Congress has passed and the President has signed the largest tax reform act in over 30 years. This bill will make fundamental changes in the way individuals and businesses determine tax liabilities beginning in 2018.  I will try and highlight some of the changes enacted. Business changes are permanent while individual changes will expire in 2025.

 

·         Individual tax rates have been reduced. The maximum tax rate has been reduced from 39.7% to 37%.

·         Personal exemptions are eliminated.

·         Standard deduction has been increased to $ 24,000 for married filing joint taxpayers, $18,000 for Head of Household taxpayers and $12,000 for all other taxpayers.

·         The child tax credit has been increased to $ 2,000 and other changes have been made to the phase-out and refund ability of the credit.

·         The method to calculate annual cost of living increases is being changed. This will reduce the annual inflationary cost of living increases.

·         The method of calculating the tax on children’s income is amended.

·         State and Local taxes and real estate taxes are capped at $ 10,000 deduction. Anything paid in excess will be nondeductible.

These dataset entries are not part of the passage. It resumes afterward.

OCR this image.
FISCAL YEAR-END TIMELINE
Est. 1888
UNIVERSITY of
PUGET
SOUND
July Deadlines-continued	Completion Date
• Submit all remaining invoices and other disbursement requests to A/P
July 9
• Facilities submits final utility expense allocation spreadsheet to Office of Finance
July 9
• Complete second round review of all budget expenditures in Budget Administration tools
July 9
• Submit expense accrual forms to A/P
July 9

·         Home equity loan interest deduction is suspended.

·         Mortgage interest expense is limited to mortgage  indebtness of $ 750,000 for mortgages acquired after December 15, 2017. The new law does not apply to mortgage indebtness incurred on or before December 15, 2017. A taxpayer who has entered into a binding written contract before Dec. 15, 2017 to

close on the purchase of a principal residence before Jan. 1, 2018, and who purchases such residence before Apr.1, 2018, shall be considered to incur acquisition indebtedness prior to Dec. 15, 2017.

·         The deduction for medical expenses is reduced to 7.5% of Adjusted Gross Income (AGI) for tax years 2018 and 2019.

·         For contributions made in tax years beginning after Dec. 31, 2017 the 50% limitation for cash contributions to public charities and certain private foundations is increased to 60% of AGI.

·         The deduction for miscellaneous itemized deductions that are subject to the 2% of AGI is suspended.

·         The phase out of itemized deductions is suspended.

·         The deduction for moving expenses is suspended except for members of the Armed Forces on active duty who move pursuant to a military order and incident to a permanent change of station.

·         The Affordable Care Mandate has been repealed.

·         The Act does leave intact the 3.8% net investment income tax and the 0.9% additional Medicare tax.

·         The Alternate Minimum Tax (AMT) exemption has been increased which reduces the number of taxpayers subject to AMT tax.

·         Taxpayers can now make distributions from 529B for the payment of elementary or secondary public, private, or religious schools up to a limit of $10,000 per tax year. In the past 529b distributions could only be used for the payment of qualified higher education expenses.

·         You will be prohibited to recharacterize a conversion contribution to a Roth IRA.

·         Like-Kind exchanges will be limited to only real estate property.

·         The estate tax exclusion is being doubled. It is expected to increase to $ 11.2 million in 2018.

·         The corporate tax rate is reduced to 21%.

·         Business will be able to fully deduct the cost of certain equipment purchased instead of depreciating.

·         Pass through entities which include partnerships, LLCs, Subchapter S shareholders, and sole proprietors will be able to apply a reduced tax rate on a portion of their earnings subject to limitations.

 

 

 

These are some of the changes being enacted by the Tax Cuts and Jobs Act recently passed.